Resting blood flow was not significantly different between the young and aged groups. Reactive hyperaemia however was significantly greater in young than in aged subjects (percentage increases 457.8 ± 69.9 cf. 177.1 ± 38.4% P < 0.01). Resting CEC numbers were similar between young and aged subjects (112.5 ± 52.0 cf. 100.5 ± 12.0 cells ml-1) and were not altered by acute exercise in either group (post-exercise 106.4 ± 34.2 cf. 107.4 ± 21.0 cells ml-1).
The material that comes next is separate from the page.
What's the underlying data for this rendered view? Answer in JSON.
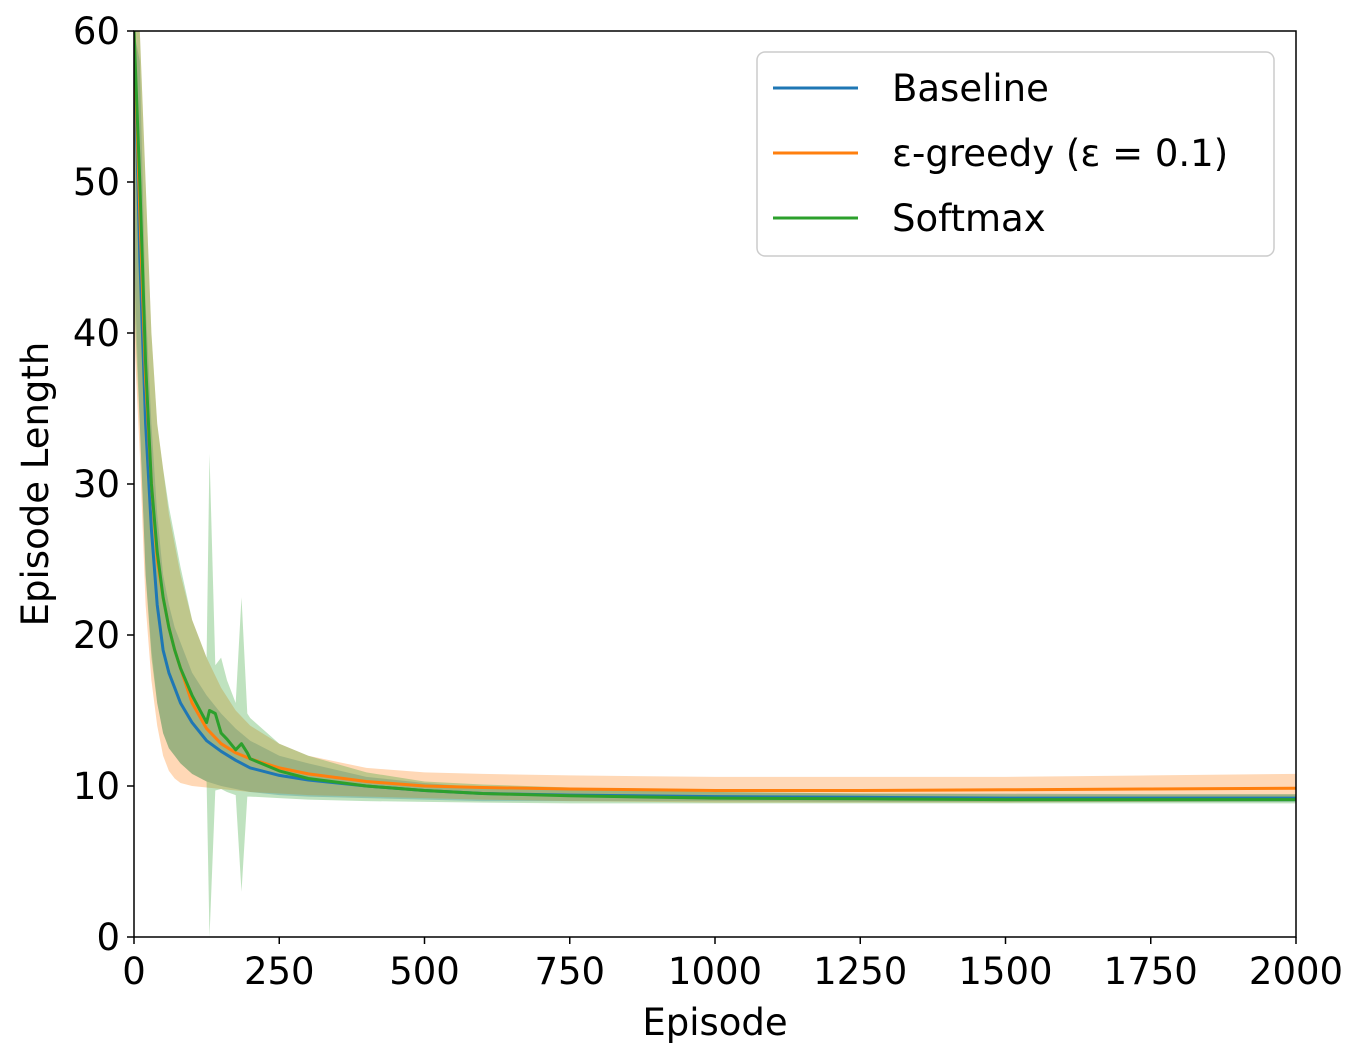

Resting plasma vWF was significantly higher in aged than in young subjects (115.4 ± 9.1 cf. 194.8 ± 27.0 vWF units; P < 0.05) and rose significantly during exercise in the young group (115.4 ± 9.1 cf. 204.8 ± 26.7 vWF units; P < 0.01) but not in the aged group. Plasma TM was not significantly different between groups at rest and rose significantly during exercise in the young group (3.7 ± 0.5 cf. 4.1 ± 0.3 ng ml-1; P < 0.05) but not in the aged group. Exercise-induced leucocytosis was observed in the young (pre 6.4 ± 0.6 cf. post 9.8 ± 0.9 X 109.L-1; P < 0.01) but not in the aged subjects (pre 5.8 ± 0.4 cf. post 6.8 ± 0.5 X 109.L-1).
These results indicate that aging is associated with impaired reactive hyperaemia. This is accompanied by resting haemostatic changes and by a marked attenuation of several endothelium-derived responses to exercise.
This work was supported by Enterprise Ireland.